Der Marshall, den wir 1937 in St. Louis sehen, war ein dünner Kerl, der älter wirkte, als er war, von nichts anderem als Religion und Literatur redete, nicht zuhören konnte und einen wahrscheinlich nicht länger beachtete, sobald er festgestellt hatte, dass man kein bombastischer Redner war – ein Charakterzug, den Marshall unwiderstehlich fand, und der ihn womöglich dazu bringen konnte, innezuhalten und jemand anderem zuzuhören. Und das war der Guru, dessen Denken unsere Sicht auf das Universum revolutionierte?

Dann lesen wir einen Brief, den Marshall an seinen Bruder Maurice geschrieben hat, über sein Leben zu jener Zeit, und plötzlich entdecken wir in dem muffeligen Kauz einen glühenden Kern …
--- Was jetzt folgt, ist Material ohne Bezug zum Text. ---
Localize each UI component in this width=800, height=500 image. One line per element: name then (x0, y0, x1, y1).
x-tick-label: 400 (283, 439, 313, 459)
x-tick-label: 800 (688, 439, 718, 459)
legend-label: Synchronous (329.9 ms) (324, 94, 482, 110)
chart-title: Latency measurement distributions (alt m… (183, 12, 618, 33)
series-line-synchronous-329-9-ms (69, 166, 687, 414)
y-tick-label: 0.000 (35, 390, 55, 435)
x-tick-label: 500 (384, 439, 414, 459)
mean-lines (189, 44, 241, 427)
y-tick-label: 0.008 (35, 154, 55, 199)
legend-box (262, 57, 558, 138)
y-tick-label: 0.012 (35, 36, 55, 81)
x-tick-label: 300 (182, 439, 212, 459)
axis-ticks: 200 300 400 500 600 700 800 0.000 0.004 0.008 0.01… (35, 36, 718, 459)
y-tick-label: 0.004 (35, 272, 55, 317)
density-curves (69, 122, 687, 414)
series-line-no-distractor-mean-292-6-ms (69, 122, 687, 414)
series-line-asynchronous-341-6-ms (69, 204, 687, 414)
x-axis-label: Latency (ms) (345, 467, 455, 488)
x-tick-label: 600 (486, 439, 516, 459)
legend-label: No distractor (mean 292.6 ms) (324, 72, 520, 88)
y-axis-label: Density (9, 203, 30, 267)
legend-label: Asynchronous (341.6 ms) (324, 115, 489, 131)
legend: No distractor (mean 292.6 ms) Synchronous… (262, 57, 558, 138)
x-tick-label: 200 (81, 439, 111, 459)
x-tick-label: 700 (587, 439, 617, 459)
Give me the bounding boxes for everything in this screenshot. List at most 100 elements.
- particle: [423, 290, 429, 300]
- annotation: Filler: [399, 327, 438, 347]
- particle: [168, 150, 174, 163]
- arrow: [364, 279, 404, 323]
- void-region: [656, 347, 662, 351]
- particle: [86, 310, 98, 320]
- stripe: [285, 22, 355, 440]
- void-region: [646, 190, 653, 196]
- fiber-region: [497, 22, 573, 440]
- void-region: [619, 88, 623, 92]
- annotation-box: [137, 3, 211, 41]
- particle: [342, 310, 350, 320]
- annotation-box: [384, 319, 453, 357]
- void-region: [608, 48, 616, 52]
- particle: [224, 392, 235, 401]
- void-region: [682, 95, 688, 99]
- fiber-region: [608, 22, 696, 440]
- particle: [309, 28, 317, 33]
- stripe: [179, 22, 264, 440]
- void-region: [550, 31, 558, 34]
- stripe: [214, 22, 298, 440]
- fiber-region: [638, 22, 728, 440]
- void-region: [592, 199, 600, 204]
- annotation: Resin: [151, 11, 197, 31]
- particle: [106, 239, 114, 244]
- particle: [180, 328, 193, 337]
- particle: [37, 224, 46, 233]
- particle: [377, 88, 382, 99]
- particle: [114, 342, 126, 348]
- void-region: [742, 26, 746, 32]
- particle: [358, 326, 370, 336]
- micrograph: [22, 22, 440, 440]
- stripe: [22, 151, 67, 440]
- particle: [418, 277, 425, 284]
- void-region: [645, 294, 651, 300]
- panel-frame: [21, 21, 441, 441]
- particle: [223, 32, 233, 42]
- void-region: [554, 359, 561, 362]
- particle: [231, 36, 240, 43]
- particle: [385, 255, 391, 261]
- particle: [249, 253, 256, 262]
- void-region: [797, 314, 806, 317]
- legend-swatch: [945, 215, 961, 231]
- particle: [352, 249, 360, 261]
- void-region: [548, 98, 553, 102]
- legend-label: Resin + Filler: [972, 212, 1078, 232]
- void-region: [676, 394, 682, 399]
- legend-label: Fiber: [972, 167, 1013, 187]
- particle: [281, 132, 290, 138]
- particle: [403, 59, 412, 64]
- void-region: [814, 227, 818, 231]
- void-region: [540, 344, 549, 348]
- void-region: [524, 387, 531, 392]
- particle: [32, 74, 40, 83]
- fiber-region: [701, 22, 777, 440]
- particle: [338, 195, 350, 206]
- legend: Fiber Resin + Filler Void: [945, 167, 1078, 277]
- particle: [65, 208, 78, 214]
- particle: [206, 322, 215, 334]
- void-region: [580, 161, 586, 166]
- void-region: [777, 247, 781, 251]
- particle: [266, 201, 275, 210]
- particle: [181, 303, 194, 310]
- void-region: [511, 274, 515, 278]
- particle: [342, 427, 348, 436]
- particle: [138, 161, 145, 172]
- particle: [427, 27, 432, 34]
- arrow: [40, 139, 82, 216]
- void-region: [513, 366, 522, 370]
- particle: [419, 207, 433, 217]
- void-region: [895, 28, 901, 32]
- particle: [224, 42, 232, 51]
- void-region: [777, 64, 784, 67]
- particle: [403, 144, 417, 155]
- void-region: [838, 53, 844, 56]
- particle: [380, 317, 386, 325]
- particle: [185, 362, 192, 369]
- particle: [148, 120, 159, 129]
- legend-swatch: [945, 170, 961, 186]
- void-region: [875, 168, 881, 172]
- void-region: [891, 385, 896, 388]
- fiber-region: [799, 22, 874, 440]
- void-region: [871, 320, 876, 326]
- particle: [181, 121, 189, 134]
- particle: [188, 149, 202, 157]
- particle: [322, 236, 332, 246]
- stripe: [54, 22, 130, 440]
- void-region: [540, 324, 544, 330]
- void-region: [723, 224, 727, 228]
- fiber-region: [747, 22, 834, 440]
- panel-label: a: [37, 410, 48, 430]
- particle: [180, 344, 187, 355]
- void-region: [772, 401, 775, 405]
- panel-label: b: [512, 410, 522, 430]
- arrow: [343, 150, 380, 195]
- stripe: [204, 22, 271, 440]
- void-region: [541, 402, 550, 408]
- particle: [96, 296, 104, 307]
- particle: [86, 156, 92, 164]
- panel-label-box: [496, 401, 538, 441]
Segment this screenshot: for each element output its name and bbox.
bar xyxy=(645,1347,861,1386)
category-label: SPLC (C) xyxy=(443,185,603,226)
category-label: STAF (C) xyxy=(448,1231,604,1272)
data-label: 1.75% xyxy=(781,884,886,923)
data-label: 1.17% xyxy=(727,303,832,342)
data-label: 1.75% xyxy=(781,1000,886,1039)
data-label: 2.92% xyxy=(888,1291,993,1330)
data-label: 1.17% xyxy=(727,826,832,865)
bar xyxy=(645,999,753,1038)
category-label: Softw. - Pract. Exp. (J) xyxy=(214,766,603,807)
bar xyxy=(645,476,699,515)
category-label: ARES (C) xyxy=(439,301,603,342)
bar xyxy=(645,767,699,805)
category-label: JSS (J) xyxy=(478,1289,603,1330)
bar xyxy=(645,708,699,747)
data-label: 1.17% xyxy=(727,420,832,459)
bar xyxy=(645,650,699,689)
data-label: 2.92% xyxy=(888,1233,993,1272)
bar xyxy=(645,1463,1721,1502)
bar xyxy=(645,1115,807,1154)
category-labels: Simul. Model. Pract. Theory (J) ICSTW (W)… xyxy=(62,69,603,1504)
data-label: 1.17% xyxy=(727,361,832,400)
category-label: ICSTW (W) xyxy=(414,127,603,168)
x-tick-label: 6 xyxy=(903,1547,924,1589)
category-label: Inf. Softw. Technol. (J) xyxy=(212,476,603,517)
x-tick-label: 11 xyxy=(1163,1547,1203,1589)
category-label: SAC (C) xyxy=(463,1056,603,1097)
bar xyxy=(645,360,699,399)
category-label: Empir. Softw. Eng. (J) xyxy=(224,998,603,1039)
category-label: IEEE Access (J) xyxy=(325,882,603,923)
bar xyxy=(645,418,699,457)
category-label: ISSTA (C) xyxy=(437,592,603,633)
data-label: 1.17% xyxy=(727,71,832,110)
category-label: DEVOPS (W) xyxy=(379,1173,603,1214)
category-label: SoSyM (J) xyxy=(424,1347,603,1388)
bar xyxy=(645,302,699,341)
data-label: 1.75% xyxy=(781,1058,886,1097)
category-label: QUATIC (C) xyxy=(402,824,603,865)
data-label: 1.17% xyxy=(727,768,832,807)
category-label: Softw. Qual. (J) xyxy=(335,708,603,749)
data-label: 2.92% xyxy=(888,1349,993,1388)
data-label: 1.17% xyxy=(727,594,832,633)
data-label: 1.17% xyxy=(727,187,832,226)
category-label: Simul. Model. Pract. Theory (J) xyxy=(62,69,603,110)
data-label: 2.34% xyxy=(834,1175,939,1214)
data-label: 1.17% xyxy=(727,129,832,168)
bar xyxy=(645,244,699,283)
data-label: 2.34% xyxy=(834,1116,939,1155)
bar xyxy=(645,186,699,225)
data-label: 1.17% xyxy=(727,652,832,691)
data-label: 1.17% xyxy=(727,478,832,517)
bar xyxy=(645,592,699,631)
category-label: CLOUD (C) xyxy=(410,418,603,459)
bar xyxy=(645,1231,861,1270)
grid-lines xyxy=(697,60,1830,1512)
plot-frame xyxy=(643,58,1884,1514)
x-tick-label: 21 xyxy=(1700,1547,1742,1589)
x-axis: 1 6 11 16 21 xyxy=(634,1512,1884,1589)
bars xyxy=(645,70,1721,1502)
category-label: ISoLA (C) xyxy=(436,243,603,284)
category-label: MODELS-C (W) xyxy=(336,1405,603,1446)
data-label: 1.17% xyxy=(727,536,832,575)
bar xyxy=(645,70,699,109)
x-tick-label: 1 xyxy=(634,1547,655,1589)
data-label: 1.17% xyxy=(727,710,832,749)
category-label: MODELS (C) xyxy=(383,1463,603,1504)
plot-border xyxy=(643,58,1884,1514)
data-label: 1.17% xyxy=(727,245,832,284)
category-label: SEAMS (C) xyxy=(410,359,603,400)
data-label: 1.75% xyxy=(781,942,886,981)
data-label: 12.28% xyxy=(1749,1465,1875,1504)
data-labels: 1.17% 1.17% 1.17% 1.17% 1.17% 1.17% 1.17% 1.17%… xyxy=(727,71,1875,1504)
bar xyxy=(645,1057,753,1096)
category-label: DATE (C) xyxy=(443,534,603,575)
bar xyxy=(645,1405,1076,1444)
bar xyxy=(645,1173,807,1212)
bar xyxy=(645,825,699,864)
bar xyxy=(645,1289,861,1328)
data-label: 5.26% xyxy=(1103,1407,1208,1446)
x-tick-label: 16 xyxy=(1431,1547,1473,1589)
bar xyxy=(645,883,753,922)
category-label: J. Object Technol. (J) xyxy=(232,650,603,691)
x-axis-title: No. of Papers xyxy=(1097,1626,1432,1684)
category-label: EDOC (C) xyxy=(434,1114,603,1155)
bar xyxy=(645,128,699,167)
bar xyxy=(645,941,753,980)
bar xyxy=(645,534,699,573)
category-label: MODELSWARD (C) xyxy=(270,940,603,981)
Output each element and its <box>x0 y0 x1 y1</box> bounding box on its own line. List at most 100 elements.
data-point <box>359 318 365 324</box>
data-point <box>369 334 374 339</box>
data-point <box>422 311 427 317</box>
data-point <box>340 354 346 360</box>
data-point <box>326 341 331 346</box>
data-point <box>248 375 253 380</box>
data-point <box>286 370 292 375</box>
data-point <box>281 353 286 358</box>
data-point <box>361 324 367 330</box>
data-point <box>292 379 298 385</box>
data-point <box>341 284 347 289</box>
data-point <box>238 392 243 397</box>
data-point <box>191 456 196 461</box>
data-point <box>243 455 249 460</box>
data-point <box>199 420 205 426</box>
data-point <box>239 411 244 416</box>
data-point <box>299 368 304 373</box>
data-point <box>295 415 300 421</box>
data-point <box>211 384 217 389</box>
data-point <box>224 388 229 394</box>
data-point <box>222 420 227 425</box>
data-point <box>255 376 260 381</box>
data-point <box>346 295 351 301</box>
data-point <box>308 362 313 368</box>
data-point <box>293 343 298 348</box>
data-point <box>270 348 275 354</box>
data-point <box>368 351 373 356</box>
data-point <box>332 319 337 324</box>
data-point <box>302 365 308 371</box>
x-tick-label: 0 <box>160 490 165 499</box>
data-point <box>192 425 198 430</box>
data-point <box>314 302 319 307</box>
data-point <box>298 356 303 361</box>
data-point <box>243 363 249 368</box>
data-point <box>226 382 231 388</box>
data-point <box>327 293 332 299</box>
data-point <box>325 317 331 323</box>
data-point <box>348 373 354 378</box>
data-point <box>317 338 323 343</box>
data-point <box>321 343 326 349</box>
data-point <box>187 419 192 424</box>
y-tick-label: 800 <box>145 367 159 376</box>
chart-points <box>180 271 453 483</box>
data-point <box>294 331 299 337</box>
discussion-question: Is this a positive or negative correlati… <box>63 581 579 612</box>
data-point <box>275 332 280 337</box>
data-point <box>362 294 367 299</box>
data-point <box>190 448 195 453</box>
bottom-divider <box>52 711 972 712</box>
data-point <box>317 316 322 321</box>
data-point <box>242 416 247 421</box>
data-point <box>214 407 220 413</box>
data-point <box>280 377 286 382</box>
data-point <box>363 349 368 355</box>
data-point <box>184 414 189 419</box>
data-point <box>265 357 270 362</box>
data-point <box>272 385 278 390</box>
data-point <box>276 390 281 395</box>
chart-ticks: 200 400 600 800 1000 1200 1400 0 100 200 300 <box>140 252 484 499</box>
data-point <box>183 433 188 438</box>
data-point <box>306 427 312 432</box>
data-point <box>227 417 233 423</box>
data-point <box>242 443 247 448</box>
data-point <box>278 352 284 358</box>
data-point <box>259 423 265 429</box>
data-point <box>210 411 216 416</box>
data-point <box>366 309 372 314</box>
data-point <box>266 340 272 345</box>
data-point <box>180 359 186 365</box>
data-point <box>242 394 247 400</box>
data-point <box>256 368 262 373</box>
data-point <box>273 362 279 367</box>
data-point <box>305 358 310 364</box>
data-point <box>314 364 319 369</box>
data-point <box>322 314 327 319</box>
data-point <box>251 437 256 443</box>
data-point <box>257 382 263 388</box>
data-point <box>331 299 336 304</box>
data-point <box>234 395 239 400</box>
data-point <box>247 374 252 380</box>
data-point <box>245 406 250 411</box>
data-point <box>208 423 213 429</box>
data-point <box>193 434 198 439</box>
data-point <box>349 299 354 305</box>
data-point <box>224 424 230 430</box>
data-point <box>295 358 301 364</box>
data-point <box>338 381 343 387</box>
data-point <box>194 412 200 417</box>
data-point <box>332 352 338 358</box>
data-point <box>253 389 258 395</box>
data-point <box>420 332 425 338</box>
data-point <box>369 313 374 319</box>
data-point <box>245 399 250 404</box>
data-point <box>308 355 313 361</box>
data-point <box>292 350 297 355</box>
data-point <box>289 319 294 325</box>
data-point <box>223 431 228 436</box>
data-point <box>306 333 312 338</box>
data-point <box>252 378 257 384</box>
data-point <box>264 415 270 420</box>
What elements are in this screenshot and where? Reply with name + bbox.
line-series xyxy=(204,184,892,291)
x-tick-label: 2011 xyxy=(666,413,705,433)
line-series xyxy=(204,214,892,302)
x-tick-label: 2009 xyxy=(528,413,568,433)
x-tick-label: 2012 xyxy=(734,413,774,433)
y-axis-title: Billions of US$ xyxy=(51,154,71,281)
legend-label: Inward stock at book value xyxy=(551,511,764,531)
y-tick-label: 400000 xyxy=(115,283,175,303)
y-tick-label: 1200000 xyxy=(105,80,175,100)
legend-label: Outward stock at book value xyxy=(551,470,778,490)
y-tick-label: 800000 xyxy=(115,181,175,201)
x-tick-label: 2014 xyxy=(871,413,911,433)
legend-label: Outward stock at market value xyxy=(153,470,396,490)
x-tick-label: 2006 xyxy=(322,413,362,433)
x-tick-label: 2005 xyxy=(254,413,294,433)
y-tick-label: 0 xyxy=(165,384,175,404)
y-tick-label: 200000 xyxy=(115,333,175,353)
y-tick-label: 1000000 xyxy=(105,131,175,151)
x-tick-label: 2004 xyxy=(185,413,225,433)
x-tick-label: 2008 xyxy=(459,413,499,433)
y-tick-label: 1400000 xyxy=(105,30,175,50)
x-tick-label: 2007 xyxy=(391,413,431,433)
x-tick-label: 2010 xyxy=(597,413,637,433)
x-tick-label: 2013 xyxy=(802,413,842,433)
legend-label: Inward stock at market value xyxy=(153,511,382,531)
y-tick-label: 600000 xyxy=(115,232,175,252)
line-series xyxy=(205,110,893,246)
Was ich jetzt bin, bleibe ich mehr oder weniger für den Rest meines Lebens, und es ruft eine seltsame Hoffnungslosigkeit in mir hervor, wenn ich daran denke, dass all die großen Träume von den Möglichkeiten und Talenten, die ich damals hätte haben sollen, um die Menschen zu blenden und vielleicht auch den ›Himmel mit den erstaunlichsten Worten zu blenden‹, nichts als trügerische Leere sind. Ich empfinde keine Zuneigung für die Welt. Ich bin mir nicht sicher, ob meine derzeitige Gleichgültigkeit gegenüber ihren Zielen und Freuden wirklich der Liebe zu Gotte entspringt oder nur der Verzweiflung über mich selbst. Zumindest kann ich sagen, dass meine Unzufriedenheit so tief sitzt, dass ich mir keine historische Persönlichkeit oder sonst irgendjemanden vorstellen könnte, der ich lieber wäre (Heilige ausgenommen, denn die haben nicht versucht, etwas aus dem Leben zu ziehen).

… und spüren, dass er jetzt der war, der er werden sollte. Aus Marshall war McLuhan geworden.